François Bailly-Maître : « Pourquoi je rejoins l’équipe BMC »

Après huit ans de bons et loyaux services auprès de la marque de VTT Scott, François Bailly-Maître, triple vainqueur de la Transvésubienne, double de l’Extrem/Loue et de plusieurs coupes de France d’enduro sera chez BMC cette saison. Il explique ses motivations et le rôle qu’il jouera dans une équipe où figure aussi le double champion olympique Julien Absalon.

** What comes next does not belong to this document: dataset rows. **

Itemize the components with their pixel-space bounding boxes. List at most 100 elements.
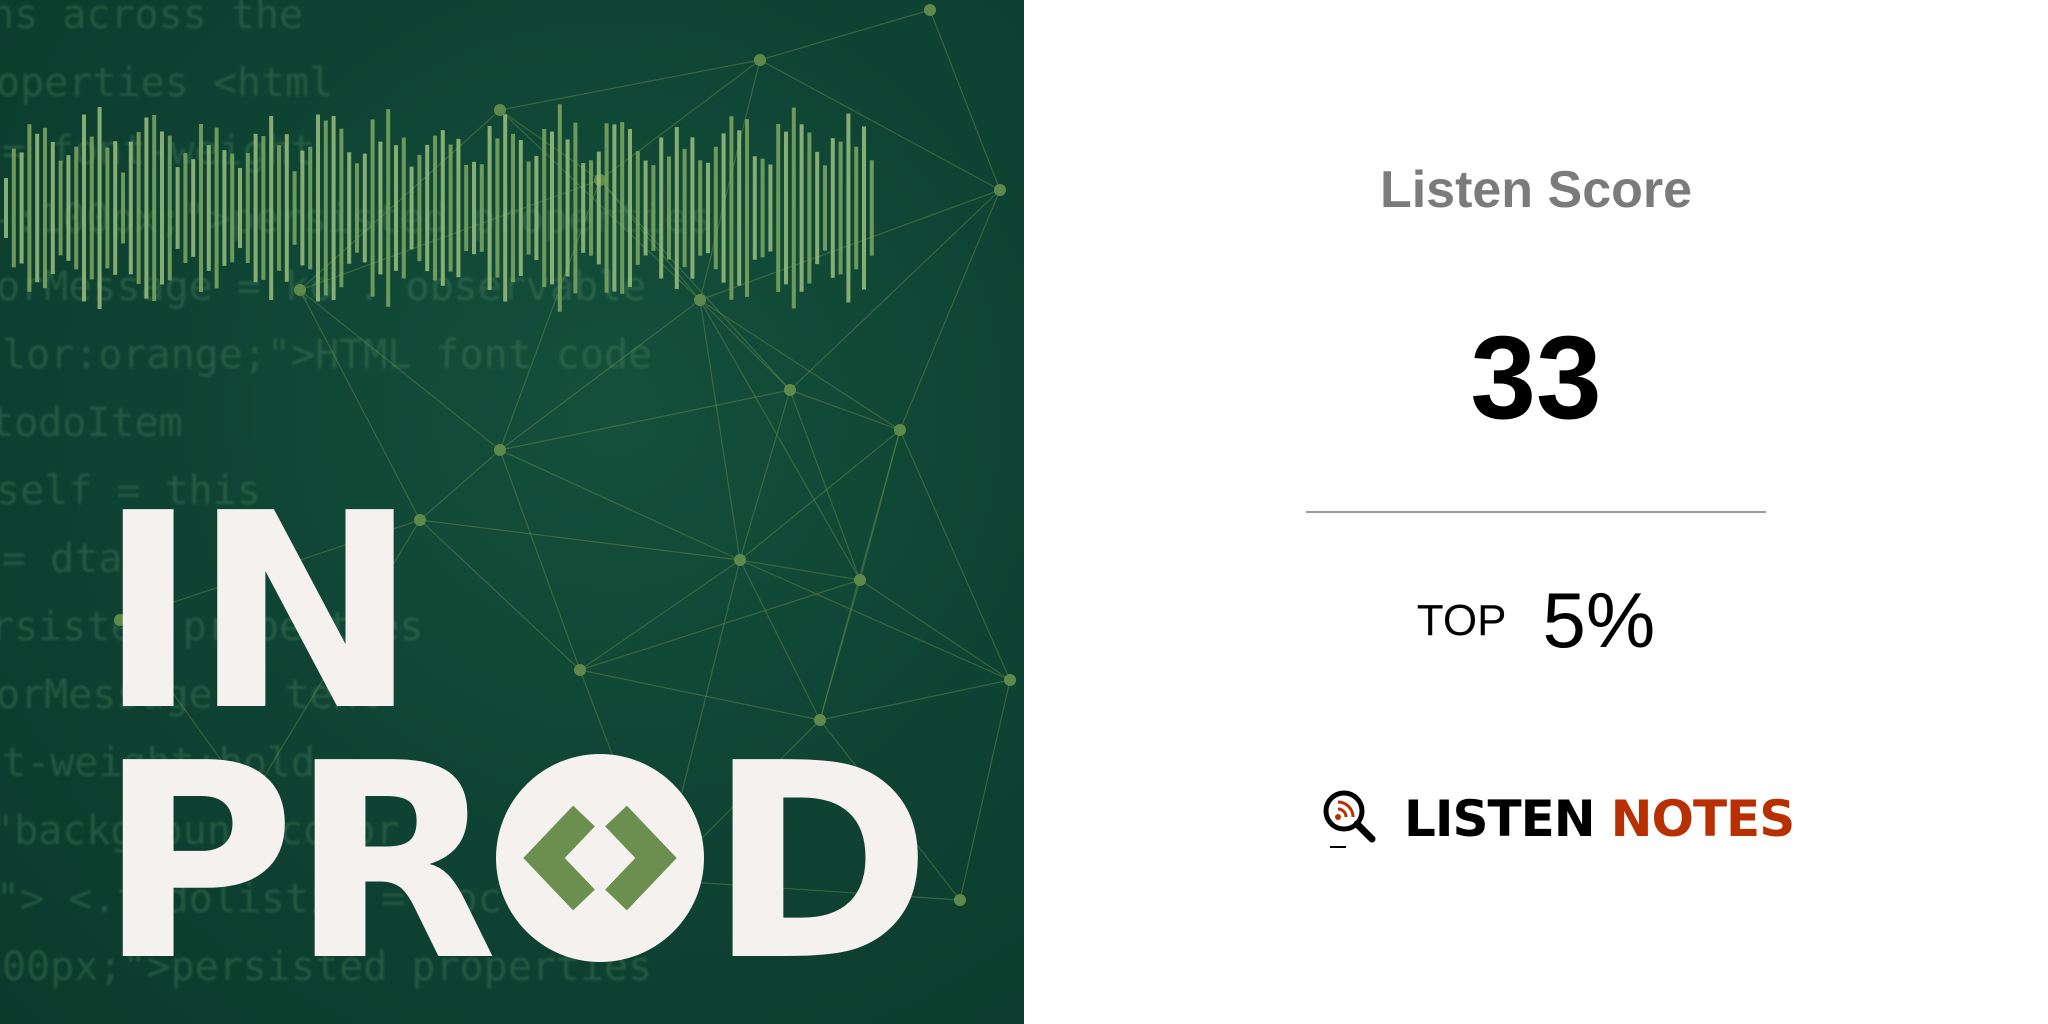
waveform-bar	[472, 161, 476, 255]
network-line	[739, 559, 821, 721]
waveform-bar	[160, 131, 164, 285]
rank-value: 5%	[1542, 576, 1656, 664]
waveform-bar	[50, 141, 55, 275]
network-node	[994, 184, 1006, 196]
waveform-bar	[245, 152, 250, 264]
waveform-bar	[721, 133, 726, 283]
waveform-bar	[386, 109, 391, 307]
waveform-bar	[534, 155, 539, 261]
network-line	[299, 289, 421, 521]
waveform-bar	[401, 137, 406, 279]
waveform-bar	[113, 141, 118, 275]
waveform-bar	[206, 145, 211, 271]
waveform-bar	[862, 126, 866, 290]
waveform-bar	[222, 150, 227, 266]
waveform-bar	[308, 146, 313, 270]
network-node	[754, 54, 766, 66]
network-node	[244, 794, 256, 806]
network-line	[739, 559, 1011, 681]
network-line	[739, 559, 861, 581]
waveform-bar	[674, 127, 679, 289]
network-line	[789, 389, 861, 581]
waveform-bar	[635, 151, 640, 265]
network-node	[924, 4, 936, 16]
network-line	[739, 389, 791, 561]
waveform-bar	[643, 160, 648, 256]
network-line	[859, 429, 901, 581]
waveform-bar	[121, 172, 125, 244]
network-node	[1004, 674, 1016, 686]
waveform-bar	[479, 164, 484, 252]
waveform-bar	[128, 141, 133, 275]
waveform-bar	[596, 151, 601, 265]
network-line	[419, 449, 501, 521]
waveform-bar	[690, 137, 695, 279]
waveform-bar	[253, 133, 258, 283]
network-line	[759, 59, 1001, 191]
cover-title-prod: PR D	[98, 728, 932, 998]
waveform-bar	[589, 160, 593, 256]
waveform-bar	[191, 159, 196, 257]
network-line	[699, 299, 901, 431]
code-line: "background-color	[0, 808, 400, 854]
code-line: rsisted properties	[0, 604, 424, 650]
code-line: operties <html	[0, 60, 334, 106]
waveform-bar	[167, 135, 172, 281]
waveform-bar	[854, 146, 859, 270]
waveform-bar	[347, 152, 352, 264]
waveform-bar	[456, 138, 461, 278]
waveform-bar	[542, 128, 547, 288]
code-line: orMessage = text	[0, 672, 382, 718]
code-line: self = this	[0, 468, 261, 514]
waveform-bar	[394, 145, 398, 271]
cover-title-pr: PR	[98, 705, 498, 1020]
waveform-bar	[105, 147, 110, 269]
waveform-bar	[628, 128, 632, 288]
network-line	[119, 619, 251, 801]
network-line	[739, 429, 901, 561]
waveform-bar	[745, 119, 749, 297]
waveform-bar	[277, 145, 281, 271]
waveform-bar	[581, 163, 586, 253]
network-line	[579, 579, 861, 671]
waveform-bar	[355, 163, 359, 253]
waveform-bar	[815, 151, 820, 265]
waveform-bar	[331, 115, 336, 301]
waveform-bar	[27, 124, 32, 292]
waveform-bar	[238, 167, 242, 249]
waveform-bar	[316, 114, 320, 302]
waveform-bar	[799, 124, 804, 292]
network-line	[499, 389, 791, 451]
code-line: ns across the	[0, 0, 304, 38]
waveform-bar	[144, 117, 149, 299]
code-line: orMessage = ko . observable	[0, 264, 647, 310]
rank-label: TOP	[1416, 595, 1507, 645]
waveform-bar	[518, 140, 523, 276]
waveform-bar	[58, 160, 63, 256]
waveform-bar	[737, 130, 742, 286]
waveform-bar	[838, 141, 843, 275]
waveform-bar	[706, 162, 710, 254]
listen-score-title: Listen Score	[1379, 161, 1693, 219]
network-line	[819, 679, 1011, 721]
waveform-bar	[433, 135, 437, 281]
waveform-bar	[440, 130, 445, 286]
network-line	[599, 179, 701, 301]
network-line	[659, 879, 961, 901]
waveform-bar	[823, 165, 827, 251]
waveform-bar	[74, 146, 79, 270]
listen-notes-logo[interactable]: LISTEN NOTES	[1318, 788, 1795, 850]
waveform-bar	[495, 138, 500, 278]
network-line	[499, 59, 761, 111]
waveform-bar	[11, 148, 16, 268]
waveform-bar	[97, 107, 102, 309]
network-line	[789, 189, 1001, 391]
waveform-bar	[752, 156, 757, 260]
network-line	[959, 679, 1011, 901]
waveform-bar	[464, 164, 469, 252]
divider	[1306, 511, 1766, 513]
network-node	[114, 614, 126, 626]
network-node	[294, 284, 306, 296]
cover-title-d: D	[707, 705, 932, 1020]
code-line: 00px;">persisted properties	[2, 944, 653, 990]
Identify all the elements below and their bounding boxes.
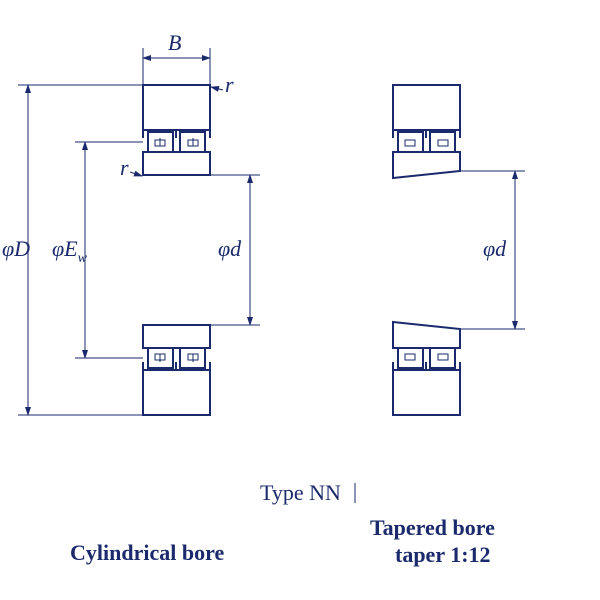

BikeParkFrançois Bailly-Maître dans ses œuvres sur “son” bike park de Longchaumois (photo FB).

 

Comme en football, le VTT connaît son mercato ! Ainsi, François Bailly-Maître, vous rejoindrez l’équipe suisse BMC la saison prochaine. Pourquoi ce choix ?
BMC a été la marque avec laquelle j’ai senti le plus d’affinités et celle qui a répondu à mes attentes. Tout au long de la saison, une vraie structure professionnelle se déplacera sur les événements pour nous assister. Il s’agit d’un réel avantage pour nous, pilotes. En effet, la mécanique est omniprésente dans notre sport et passer trop de temps à bricoler participe à la fatigue et à la perte d’énergie. Au bout d’un week-end, on sent la différence. Ici, la prise en charge sera complète et je devrais pouvoir me concentrer sur le principal : le pilotage et la plaisir.
Enfin, malgré 8 ans passés chez Scott et des automatismes enregistrés, je sentais le besoin de changer d’air et d’avoir de nouveaux défis source de motivation.


Vous retrouverez là-bas de grands noms du VTT comme le double champion olympique Julien Absalon (ex Orbéa), Lukas Fluckiger (ex Trek) ou encore Ralf Näf, Moritz Milatz et l’enduriste Florian Golay (ex Flet). Qu’attendez-vous de cet amalgame entre champions de XC et de marathon ?
Personnellement, je n’attends pas grand-chose, je vais chez BMC pour la qualité du matériel, de la prise en charge sur les événements et l’image de la marque. Effectivement, BMC a la réputation d’être une marque haut de gamme avec des vélos soignés. La diversité et la qualité des pilotes qui s’engagent avec BMC tendent encore un peu plus à asseoir cette réputation.
Par ailleurs, il est vrai que le fait d’être dans la même structure que les meilleurs mondiaux en XC peut donner un élan supplémentaire et ouvrir certaines portes.

HUGO PAGET

 

Sur le podium de l’enduro de Combloux (© Hugo Paget)

Vous intégrez la “nouvelle division enduro” de BMC. Connaissez-vous déjà leurs vélos et quels seront vos objectifs ? Seront-ils uniquement tournés vers l’enduro ?
Effectivement, j’ai pu essayer les vélos, ce qui m’a permis de faire un choix parmi les différentes propositions. Le Trail Fox est pour le moment leur vélo Enduro, celui avec lequel je vais rouler une grande partie de la saison. J’aurai pour objectif d’être parmi les meilleurs sur le circuit mondial Enduro et sur les épreuves de masses d’Enduro (Open Enduro Métabief, Bivouac, Mégavalanche, Enduro Series,…) Les Enduros sont les principaux objectifs du team, quelques épreuves comme la Transvésubienne pourront être des objectifs secondaires.
A coté de l’esprit purement compétition, nous insisterons sur l’aspect communication. Ainsi nous devrions réaliser quelques « Trip » avec la production de vidéo afin de faire partager notre passion au plus grand nombre.

 

Nous travaillerons avec les ingénieurs BMC pour développer de nouveaux modèles”


En quittant Scott les Saisies, vous mettez un terme à 8  années d’une fructueuse collaboration. Quels grands moments garderez-vous de ce partenariat ?
J’ai passé 8 ans au sein du Team Scott les Saisies de Franck GAMONET, Team manager pendant toutes ces années. J’ai évidemment de nombreux souvenirs et il est difficile de faire le tri et d’établir une hiérarchie, mais un titre de Champion de France lors de mon arrivée, mes 3 victoires à la Transvésubienne restent parmi les plus forts ! En plus des souvenirs personnels liés à la performance il y a l’esprit d’équipe voire de famille qui s’était créé et cela compte vraiment pour être performant !

 

Vous êtes un vététiste polyvalent par excellence. Jouerez-vous également un rôle de conseiller technique pour développer les vélos de la marque suisse ?
Oui, car c’est un aspect du sport de haut niveau que j’apprécie. Nous allons travailler avec les ingénieurs pour tester et développer de nouveaux modèles adaptées aux pratiques en constante évolution.